Demien began finding more room by drifting into the right half-space instead of staying central between Fiorentina's lines, and when he received from De Roon at fifty-three minutes his first touch was cleaner and his decision-making quicker.
A simple one-two with Lookman broke Fiorentina's first line of pressure—Demien's pass forward, Lookman's return ball into space, Demien's acceleration past Mandragora's challenge—and when Amrabat stepped across to close him down the foul came immediately, and the referee's whistle stopped play.
The free kick was thirty yards from goal in a non-dangerous position, but the sequence had been effective in establishing Atalanta's improved rhythm, and Demien stood over the ball briefly before playing it short to Koopmeiners who circulated possession backward.
Not flashy, but effective in slowing Fiorentina's momentum and allowing Atalanta to reset their shape.
Around the hour mark, Fiorentina nearly doubled their lead.
A turnover in midfield came when Malinovskyi's touch was too heavy and the ball broke to Bonaventura, and Fiorentina's transition was immediate as the veteran played it forward to Adriano who had already started his run.
Adriano's first touch was forward into space, and his second released Jović with a perfectly weighted through ball that split Atalanta's defensive line, and suddenly the Serbian striker was through on goal with only Musso to beat.
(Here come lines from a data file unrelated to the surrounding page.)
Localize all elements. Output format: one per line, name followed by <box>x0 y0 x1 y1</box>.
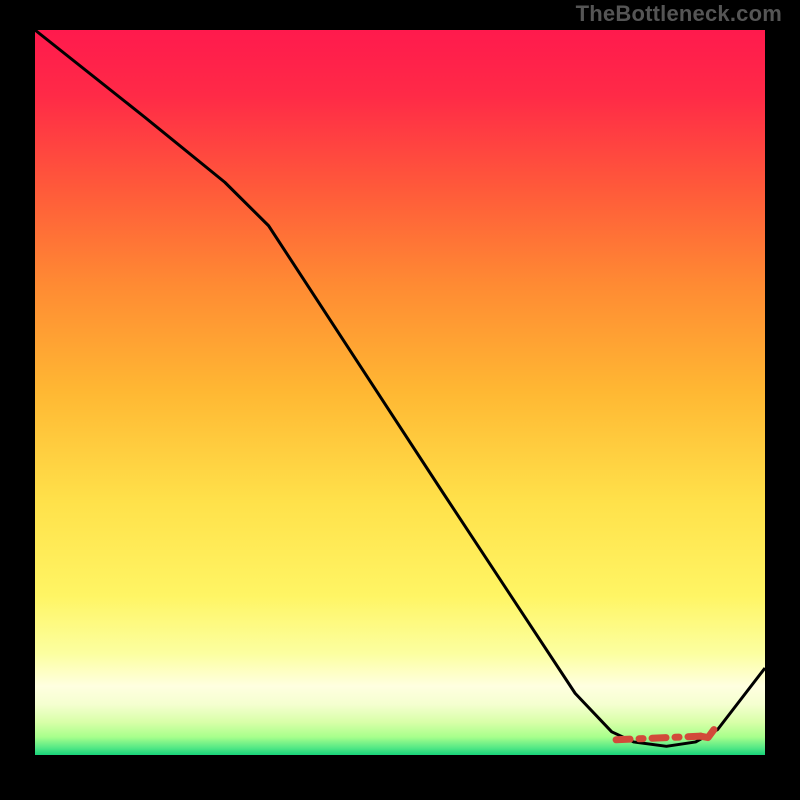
optimal-range-marker <box>616 736 701 740</box>
chart-gradient-bg <box>35 30 765 755</box>
chart-canvas <box>0 0 800 800</box>
watermark-text: TheBottleneck.com <box>576 1 782 27</box>
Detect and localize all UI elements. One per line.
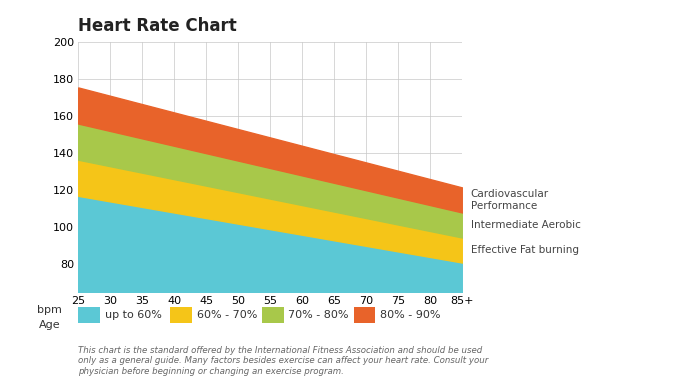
- Text: up to 60%: up to 60%: [105, 310, 162, 320]
- Text: bpm: bpm: [37, 305, 62, 315]
- Text: 60% - 70%: 60% - 70%: [197, 310, 257, 320]
- Text: Heart Rate Chart: Heart Rate Chart: [78, 17, 237, 35]
- Text: 80% - 90%: 80% - 90%: [380, 310, 441, 320]
- Text: Cardiovascular
Performance: Cardiovascular Performance: [471, 189, 549, 211]
- Text: Age: Age: [39, 320, 61, 330]
- Text: 70% - 80%: 70% - 80%: [288, 310, 349, 320]
- Text: This chart is the standard offered by the International Fitness Association and : This chart is the standard offered by th…: [78, 346, 488, 376]
- Text: Effective Fat burning: Effective Fat burning: [471, 245, 579, 255]
- Text: Intermediate Aerobic: Intermediate Aerobic: [471, 220, 581, 230]
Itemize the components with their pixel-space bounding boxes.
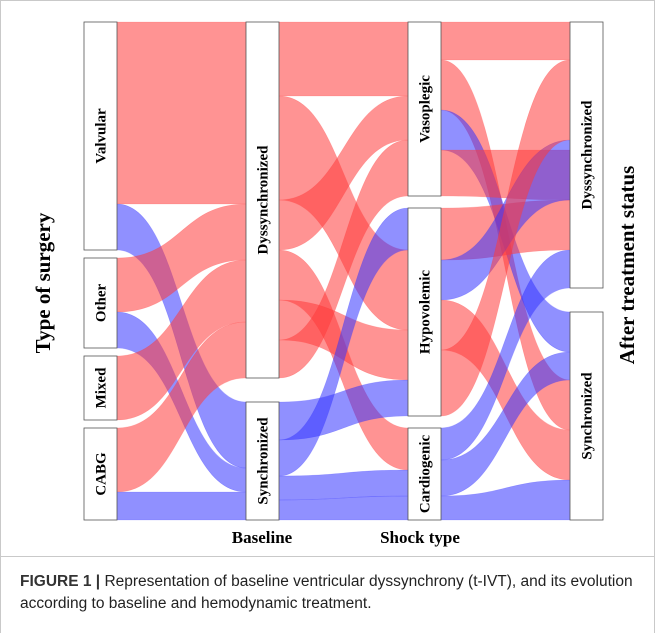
flow-band <box>278 469 409 501</box>
frame-top-border <box>0 0 655 1</box>
baseline-axis-title: Baseline <box>232 528 293 547</box>
stratum-label-cardio: Cardiogenic <box>418 434 434 513</box>
stratum-box-cardio <box>407 427 442 521</box>
stratum-box-hypo <box>407 207 442 417</box>
stratum-box-cabg <box>83 427 118 521</box>
frame-left-border <box>0 0 1 633</box>
stratum-label-sync: Synchronized <box>256 417 272 505</box>
stratum-box-mixed <box>83 355 118 421</box>
caption-divider <box>0 556 655 557</box>
flow-band <box>440 21 571 61</box>
stratum-label-vaso: Vasoplegic <box>418 75 434 143</box>
left-axis-title: Type of surgery <box>31 212 55 353</box>
stratum-box-valvular <box>83 21 118 251</box>
flow-band <box>278 495 409 521</box>
stratum-label-after-dyssync: Dyssynchronized <box>580 100 596 210</box>
stratum-box-vaso <box>407 21 442 197</box>
stratum-box-dyssync <box>245 21 280 379</box>
shock-type-axis-title: Shock type <box>380 528 460 547</box>
flows-baseline-to-shock-type <box>278 21 409 521</box>
stratum-label-other: Other <box>94 284 110 323</box>
stratum-label-mixed: Mixed <box>94 367 110 408</box>
alluvial-strata: Valvular Other Mixed CABG Dyssynchronized Syn… <box>83 21 604 521</box>
alluvial-flows <box>84 21 571 521</box>
right-axis-title: After treatment status <box>615 166 639 365</box>
stratum-box-after-sync <box>569 311 604 521</box>
caption-text: Representation of baseline ventricular d… <box>20 573 633 612</box>
alluvial-diagram: Valvular Other Mixed CABG Dyssynchronized Syn… <box>31 21 639 547</box>
stratum-box-sync <box>245 401 280 521</box>
stratum-label-dyssync: Dyssynchronized <box>256 145 272 255</box>
stratum-box-other <box>83 257 118 349</box>
caption-label: FIGURE 1 | <box>20 573 101 590</box>
flows-shock-type-to-after-treatment <box>440 21 571 521</box>
stratum-label-valvular: Valvular <box>94 108 110 164</box>
flow-band <box>116 21 247 205</box>
flow-band <box>116 491 247 521</box>
stratum-label-after-sync: Synchronized <box>580 372 596 460</box>
figure-caption: FIGURE 1 | Representation of baseline ve… <box>20 571 640 615</box>
stratum-label-hypo: Hypovolemic <box>418 270 434 354</box>
flow-band <box>278 21 409 97</box>
stratum-label-cabg: CABG <box>94 452 110 496</box>
stratum-box-after-dyssync <box>569 21 604 289</box>
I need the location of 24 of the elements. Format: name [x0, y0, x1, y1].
Jović took one touch to set himself as Musso charged off his line, and the striker's shot came with his right foot aimed low toward the corner, but the Italian goalkeeper stood tall and spread himself wide, and the ball struck his legs and deflected away for a corner while the stadium gasped collectively.
Gasperini's voice cut across the pitch from the touchline, sharp and demanding. "CALM! STAY COMPACT! DON'T PANIC!"
The away bench had risen instinctively when the chance developed, and they settled back down slowly while exchanging glances because the margin between one-nil and two-nil had been measured in inches.